Overexpression of ITGBL1 correlated with poor survival in CRC patients

Next, we examined ITGBL1 expression with regard to its prognostic significance in the testing (n = 201), and validation cohorts (n = 468). In both cohorts, we noted that high ITGBL1 expression level correlated with shorter RFS in stage I-III patients (Fig. 2b and e), as well as a shorter OS in stage I-IV patients (Fig. 2c and f).

Cox’s univariate and multivariate analyses for RFS showed that high ITGBL1 expression was an independent prognostic factor for RFS in stage II CRC patients in the validation cohort (Additional file 5; Fig. 2g and h); and was also found to be significant in predicting RFS with a HR of 2.58 (Fig. 2i). Specifically, as evidenced from the findings of the GSE39582 dataset, high ITGBL1 expression could effectively identify high-risk patients in microsatellite stable (MSS) stage II CRC patients, whose risk stratification is very crucial for decision-making of the adjuvant therapy (HR 3.16; Fig. 2j). Taken together, these findings indicate that high ITGBL1 expression has important clinical significance and could potentially serve as an important biomarker for predicting recurrence in CRC patients.

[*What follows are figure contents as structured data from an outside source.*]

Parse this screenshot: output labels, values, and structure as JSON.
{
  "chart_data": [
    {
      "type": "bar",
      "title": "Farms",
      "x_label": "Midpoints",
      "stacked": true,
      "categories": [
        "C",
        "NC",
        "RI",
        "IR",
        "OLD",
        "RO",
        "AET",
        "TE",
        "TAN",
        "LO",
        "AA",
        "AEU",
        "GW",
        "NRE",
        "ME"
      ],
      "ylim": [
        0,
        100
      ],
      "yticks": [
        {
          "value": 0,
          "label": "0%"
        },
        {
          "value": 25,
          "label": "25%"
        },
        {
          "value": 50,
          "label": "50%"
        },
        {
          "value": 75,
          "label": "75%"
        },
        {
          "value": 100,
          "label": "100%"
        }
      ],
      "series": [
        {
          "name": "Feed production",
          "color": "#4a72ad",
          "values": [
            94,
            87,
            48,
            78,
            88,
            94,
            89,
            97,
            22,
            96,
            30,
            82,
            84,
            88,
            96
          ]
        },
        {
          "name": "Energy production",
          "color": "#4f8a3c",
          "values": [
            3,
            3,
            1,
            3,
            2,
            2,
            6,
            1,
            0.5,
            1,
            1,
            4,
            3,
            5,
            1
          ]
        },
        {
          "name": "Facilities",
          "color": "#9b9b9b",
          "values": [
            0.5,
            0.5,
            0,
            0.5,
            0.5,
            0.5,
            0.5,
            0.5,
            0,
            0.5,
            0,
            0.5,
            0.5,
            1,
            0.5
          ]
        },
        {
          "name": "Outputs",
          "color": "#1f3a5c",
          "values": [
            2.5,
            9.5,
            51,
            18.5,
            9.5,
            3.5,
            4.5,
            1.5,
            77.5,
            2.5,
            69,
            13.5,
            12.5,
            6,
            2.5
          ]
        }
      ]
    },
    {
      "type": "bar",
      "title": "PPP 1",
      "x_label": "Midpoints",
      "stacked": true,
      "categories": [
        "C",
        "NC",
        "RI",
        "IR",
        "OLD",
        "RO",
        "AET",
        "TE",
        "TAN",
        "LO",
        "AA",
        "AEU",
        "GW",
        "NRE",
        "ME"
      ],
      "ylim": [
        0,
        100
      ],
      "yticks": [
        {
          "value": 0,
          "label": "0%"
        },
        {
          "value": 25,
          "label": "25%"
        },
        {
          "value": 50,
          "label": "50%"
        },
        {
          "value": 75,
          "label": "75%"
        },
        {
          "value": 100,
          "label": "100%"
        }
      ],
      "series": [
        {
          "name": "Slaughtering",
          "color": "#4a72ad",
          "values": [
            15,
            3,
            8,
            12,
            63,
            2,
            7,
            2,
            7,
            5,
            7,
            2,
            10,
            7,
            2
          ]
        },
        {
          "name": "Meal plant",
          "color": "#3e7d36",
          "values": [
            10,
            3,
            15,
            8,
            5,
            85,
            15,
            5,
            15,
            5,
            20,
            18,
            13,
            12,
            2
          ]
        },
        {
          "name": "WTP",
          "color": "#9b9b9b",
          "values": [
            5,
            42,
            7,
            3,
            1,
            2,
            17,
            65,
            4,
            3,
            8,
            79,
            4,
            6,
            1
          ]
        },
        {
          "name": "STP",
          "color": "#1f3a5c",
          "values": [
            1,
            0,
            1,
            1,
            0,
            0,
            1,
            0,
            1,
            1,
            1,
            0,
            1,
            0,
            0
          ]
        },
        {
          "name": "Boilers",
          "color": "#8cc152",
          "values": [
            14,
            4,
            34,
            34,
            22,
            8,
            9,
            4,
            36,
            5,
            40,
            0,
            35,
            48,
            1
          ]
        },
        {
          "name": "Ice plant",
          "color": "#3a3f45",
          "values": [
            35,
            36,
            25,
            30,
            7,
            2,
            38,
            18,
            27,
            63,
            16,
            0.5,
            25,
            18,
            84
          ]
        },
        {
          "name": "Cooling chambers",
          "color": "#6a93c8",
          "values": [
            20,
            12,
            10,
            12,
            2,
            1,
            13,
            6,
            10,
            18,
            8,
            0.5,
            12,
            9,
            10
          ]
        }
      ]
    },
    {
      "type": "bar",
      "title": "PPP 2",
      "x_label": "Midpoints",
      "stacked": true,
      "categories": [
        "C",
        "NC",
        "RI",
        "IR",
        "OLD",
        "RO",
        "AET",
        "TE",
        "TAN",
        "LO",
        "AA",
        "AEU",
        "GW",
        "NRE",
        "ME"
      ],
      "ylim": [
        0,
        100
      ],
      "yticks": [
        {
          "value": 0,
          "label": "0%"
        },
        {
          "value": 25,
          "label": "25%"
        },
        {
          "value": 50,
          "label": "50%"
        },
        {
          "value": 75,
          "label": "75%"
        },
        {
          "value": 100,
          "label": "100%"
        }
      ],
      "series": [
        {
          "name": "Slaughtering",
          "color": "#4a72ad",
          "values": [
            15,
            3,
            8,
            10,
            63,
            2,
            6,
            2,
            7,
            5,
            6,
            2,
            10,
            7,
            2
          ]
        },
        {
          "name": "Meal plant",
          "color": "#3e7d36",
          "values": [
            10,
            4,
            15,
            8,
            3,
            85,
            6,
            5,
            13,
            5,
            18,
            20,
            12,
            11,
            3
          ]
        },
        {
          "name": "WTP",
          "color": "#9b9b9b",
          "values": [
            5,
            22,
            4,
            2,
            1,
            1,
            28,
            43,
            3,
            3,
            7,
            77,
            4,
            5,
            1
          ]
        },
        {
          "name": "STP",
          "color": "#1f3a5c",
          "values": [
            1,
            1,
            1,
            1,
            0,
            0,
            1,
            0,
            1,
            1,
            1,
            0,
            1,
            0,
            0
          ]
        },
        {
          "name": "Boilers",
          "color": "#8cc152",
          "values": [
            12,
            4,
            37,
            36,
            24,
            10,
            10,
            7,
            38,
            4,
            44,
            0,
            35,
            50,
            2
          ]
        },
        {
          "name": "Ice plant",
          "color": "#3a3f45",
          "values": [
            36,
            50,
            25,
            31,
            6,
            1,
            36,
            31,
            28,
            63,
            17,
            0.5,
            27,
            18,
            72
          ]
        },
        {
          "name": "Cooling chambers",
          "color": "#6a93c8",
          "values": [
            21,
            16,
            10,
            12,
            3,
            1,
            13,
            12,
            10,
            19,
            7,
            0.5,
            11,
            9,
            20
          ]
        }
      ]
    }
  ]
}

We finally constructed a RFS prediction model with various combinations of parameters including ITGBL1 expression using the Cox’s proportional hazard model in stage II CRC patients. AUROC at five years of this prediction model including Rectum, T4, MSS and ITGBL1 expression further improved from 0.61 to 0.74 (Fig. 2k); highlighting the recurrence predictive potential of ITGBL1 in CRC.

Conclusion

In conclusion, high ITGBL1 expression in primary tumors was associated with recurrence in CRC patients following curative surgery. Our study identified ITGBL1 as a novel, promising EMT-associated gene that could help in risk stratification and recurrence prediction in CRC patients.